Broad is the dish of the day
It’s been some year for Stuart Broad. Not content with knocking Australia over in an hour and a half at Trent Bridge to secure the Ashes (having been initially reluctant to bowl first), he beat off stiff competition last night from Matt Prior, Steven Finn and me to win the 2015 Chance to Dine award at Lord’s. And today he has a tram named after him in Nottingham. ‘Have you ever been on a tram?’ asked Finn. ‘No’ admitted Broad.
All four of us prepared a ‘signature’ dish – with the considerable help of the Lord’s chefs. Prior, who admitted he ‘never’ cooks, rustled up an impressive chicken liver parfait, and I inherited the entry of the convalescing Eoin Morgan – cured salmon with soda bread and pickled vegetables – which was much tastier than it sounds, especially after I had added the essential ingredient of a pint of Guinness. Broad knocked together a very impressive Beef Wellington though his pancake-tossing skills were hopeless, and Finn finished it off with a pavlova. His piping ability was outstanding, even if some of the merangue did end up in Broad’s ear.
Over 200 guests sampled the fare in the Long Room under the suave guidance of the host Mark Nicholas. The dishes were judged by the veritable food royalty of Giles Coren (The Times), Tom Parker-Bowles (Mail on Sunday) and Ed Baines (the creator of Daphne’s restaurant.) Coren gave a balanced view, saying Broad was ‘a good cook’ (not a view supported by Broad’s divine girlfriend Bealey Mitchell) but then he did slightly let himself down by calling my salmon ‘a bit orange.’ Well what did he expect salmon to be – all the colours of the rainbow? (Maybe he was thinking of trout.) Baines seemed to derive great pleasure from analysing The Analyst’s cooking. He had seemed quite partial to the salmon as it was being cured, so was quite complimentary. (Infact if he had been left alone in the Lord’s kitchen he would have demolished the entire fish.)
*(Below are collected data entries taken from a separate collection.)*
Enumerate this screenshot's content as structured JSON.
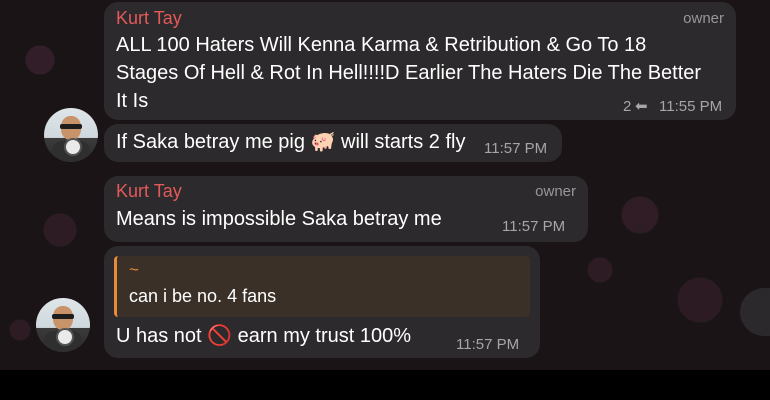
{
  "messages": [
    {
      "sender": "Kurt Tay",
      "role": "owner",
      "lines": [
        "ALL 100 Haters Will Kenna Karma & Retribution & Go To 18",
        "Stages Of Hell & Rot In Hell!!!!D Earlier The Haters Die The Better",
        "It Is"
      ],
      "reply_count": "2",
      "time": "11:55 PM"
    },
    {
      "text": "If Saka betray me pig 🐖 will starts 2 fly",
      "time": "11:57 PM"
    },
    {
      "sender": "Kurt Tay",
      "role": "owner",
      "text": "Means is impossible Saka betray me",
      "time": "11:57 PM"
    },
    {
      "quote": {
        "author": "~",
        "text": "can i be no. 4 fans"
      },
      "text": "U has not 🚫 earn my trust 100%",
      "time": "11:57 PM"
    }
  ],
  "colors": {
    "sender_name": "#e35a5a",
    "quote_accent": "#e98a3a",
    "bubble": "#2c2a2c",
    "background": "#1b1417"
  }
}
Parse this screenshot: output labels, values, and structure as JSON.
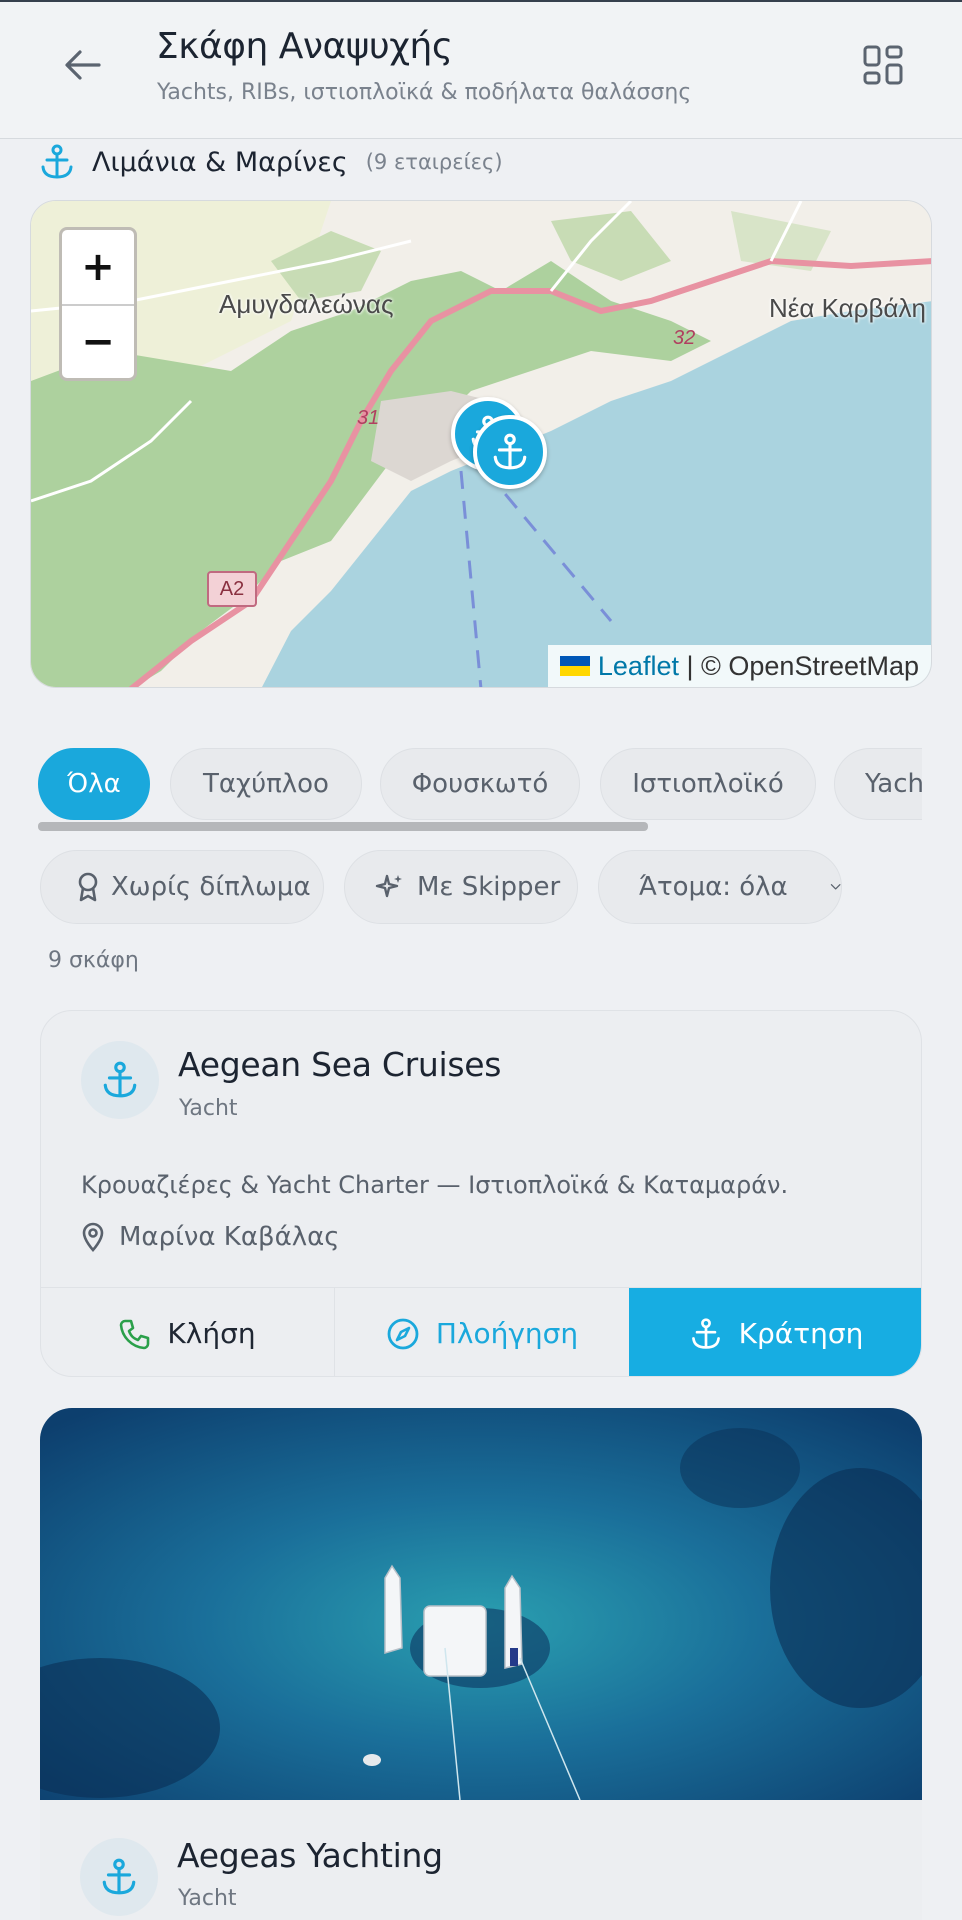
{
  "header": {
    "title": "Σκάφη Αναψυχής",
    "subtitle": "Yachts, RIBs, ιστιοπλοϊκά & ποδήλατα θαλάσσης"
  },
  "section": {
    "title": "Λιμάνια & Μαρίνες",
    "count": "(9 εταιρείες)"
  },
  "map": {
    "zoom_in": "+",
    "zoom_out": "−",
    "labels": {
      "place1": "Αμυγδαλεώνας",
      "place2": "Νέα Καρβάλη",
      "road31": "31",
      "road32": "32",
      "roadA2": "A2"
    },
    "attribution": {
      "leaflet": "Leaflet",
      "separator": " | © ",
      "osm": "OpenStreetMap"
    },
    "colors": {
      "land": "#f2efe9",
      "forest": "#add19e",
      "water": "#aad3df",
      "marker": "#1aa8dc"
    }
  },
  "categories": [
    "Όλα",
    "Ταχύπλοο",
    "Φουσκωτό",
    "Ιστιοπλοϊκό",
    "Yacht"
  ],
  "filters": {
    "no_license": "Χωρίς δίπλωμα",
    "with_skipper": "Με Skipper",
    "people": "Άτομα: όλα"
  },
  "results_count": "9 σκάφη",
  "cards": [
    {
      "name": "Aegean Sea Cruises",
      "type": "Yacht",
      "description": "Κρουαζιέρες & Yacht Charter — Ιστιοπλοϊκά & Καταμαράν.",
      "location": "Μαρίνα Καβάλας",
      "actions": {
        "call": "Κλήση",
        "navigate": "Πλοήγηση",
        "book": "Κράτηση"
      }
    },
    {
      "name": "Aegeas Yachting",
      "type": "Yacht"
    }
  ],
  "accent_color": "#1aa8dc"
}
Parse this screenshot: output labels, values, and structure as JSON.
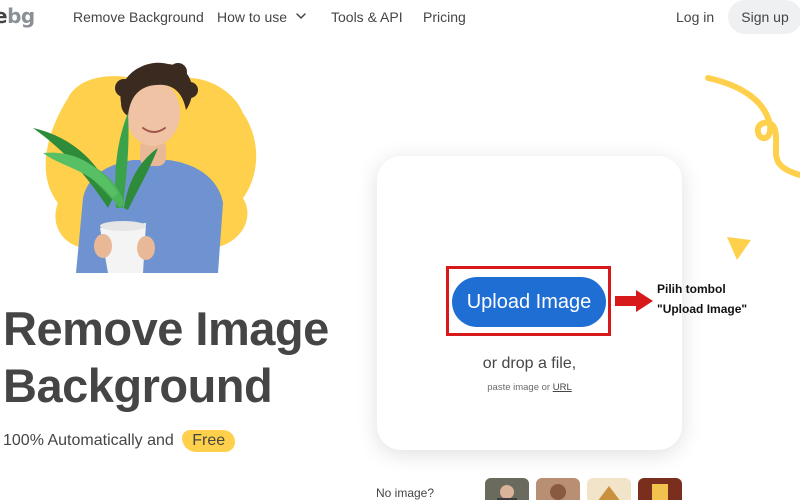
{
  "header": {
    "logo_part1": "e",
    "logo_part2": "bg",
    "nav": {
      "remove_background": "Remove Background",
      "how_to_use": "How to use",
      "tools_api": "Tools & API",
      "pricing": "Pricing"
    },
    "login": "Log in",
    "signup": "Sign up"
  },
  "hero": {
    "title_line1": "Remove Image",
    "title_line2": "Background",
    "subtitle": "100% Automatically and",
    "badge": "Free"
  },
  "upload": {
    "button_label": "Upload Image",
    "drop_text": "or drop a file,",
    "paste_text": "paste image or",
    "url_link": "URL"
  },
  "annotation": {
    "line1": "Pilih tombol",
    "line2": "\"Upload Image\""
  },
  "samples": {
    "label": "No image?"
  },
  "colors": {
    "accent_blue": "#1f6ed4",
    "highlight_yellow": "#ffd04b",
    "annotation_red": "#d7191c"
  }
}
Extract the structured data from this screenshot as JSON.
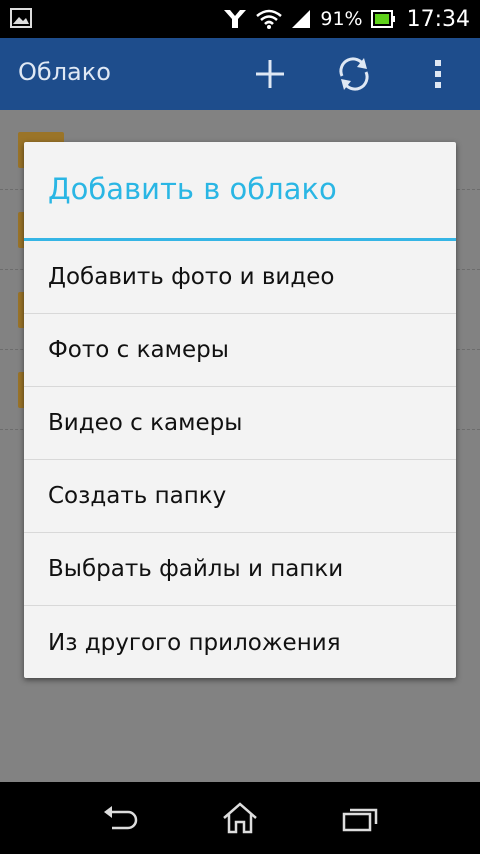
{
  "status_bar": {
    "battery_percent": "91%",
    "time": "17:34",
    "icons": [
      "gallery-icon",
      "usb-debug-icon",
      "wifi-icon",
      "signal-icon",
      "battery-charging-icon"
    ]
  },
  "app_bar": {
    "title": "Облако",
    "actions": [
      "add-icon",
      "refresh-icon",
      "overflow-menu-icon"
    ]
  },
  "dialog": {
    "title": "Добавить в облако",
    "accent_color": "#35b5e5",
    "items": [
      "Добавить фото и видео",
      "Фото с камеры",
      "Видео с камеры",
      "Создать папку",
      "Выбрать файлы и папки",
      "Из другого приложения"
    ]
  },
  "nav_bar": {
    "buttons": [
      "back-icon",
      "home-icon",
      "recent-apps-icon"
    ]
  }
}
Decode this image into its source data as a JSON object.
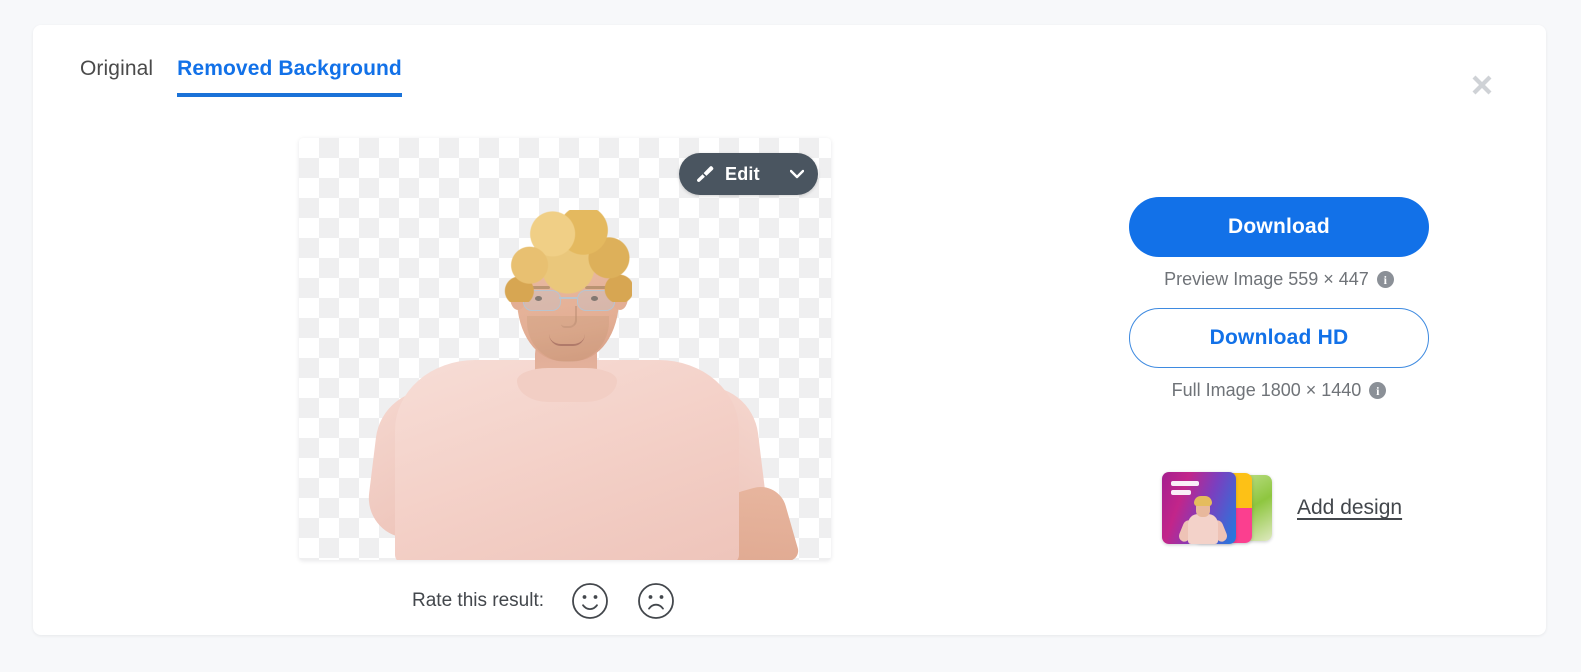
{
  "page": {
    "background_color": "#f7f8fa",
    "card_background": "#ffffff"
  },
  "tabs": [
    {
      "label": "Original",
      "active": false,
      "name": "tab-original"
    },
    {
      "label": "Removed Background",
      "active": true,
      "name": "tab-removed-background"
    }
  ],
  "close": {
    "icon": "close-icon",
    "color": "#cfd2d6"
  },
  "preview": {
    "canvas_label": "transparent-checkerboard-preview",
    "image_alt": "Man with curly blond hair and glasses wearing a light pink t-shirt",
    "edit": {
      "label": "Edit",
      "brush_icon": "paintbrush-icon",
      "caret_icon": "chevron-down-icon",
      "background_color": "#4a5560"
    }
  },
  "rating": {
    "label": "Rate this result:",
    "positive_icon": "smiley-face-icon",
    "negative_icon": "frowny-face-icon"
  },
  "actions": {
    "download": {
      "label": "Download",
      "color": "#1271e8",
      "meta": "Preview Image 559 × 447",
      "info_icon": "info-icon",
      "info_glyph": "i"
    },
    "download_hd": {
      "label": "Download HD",
      "color": "#1271e8",
      "meta": "Full Image 1800 × 1440",
      "info_icon": "info-icon",
      "info_glyph": "i"
    }
  },
  "add_design": {
    "label": "Add design",
    "thumbnail_name": "design-template-thumbnails"
  }
}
But before the event Parker-Bowles – who turned the Long Room air even bluer than John Emburey used to – admitted that Broad would get his vote ‘because he f*****g won the Ashes!’ That was probably the view of most of the audience too. Broad’s dish was certainly the most ambitious and he put in a lot of effort, th0ugh Mary Berry would probably have called it ‘a little grey and soggy.’
Anyway who cares who won, it all raised loads of money for Chance to Shine – someone even agreed to pay £1500 to go fishing with Michael Atherton. It was that sort of crazy night.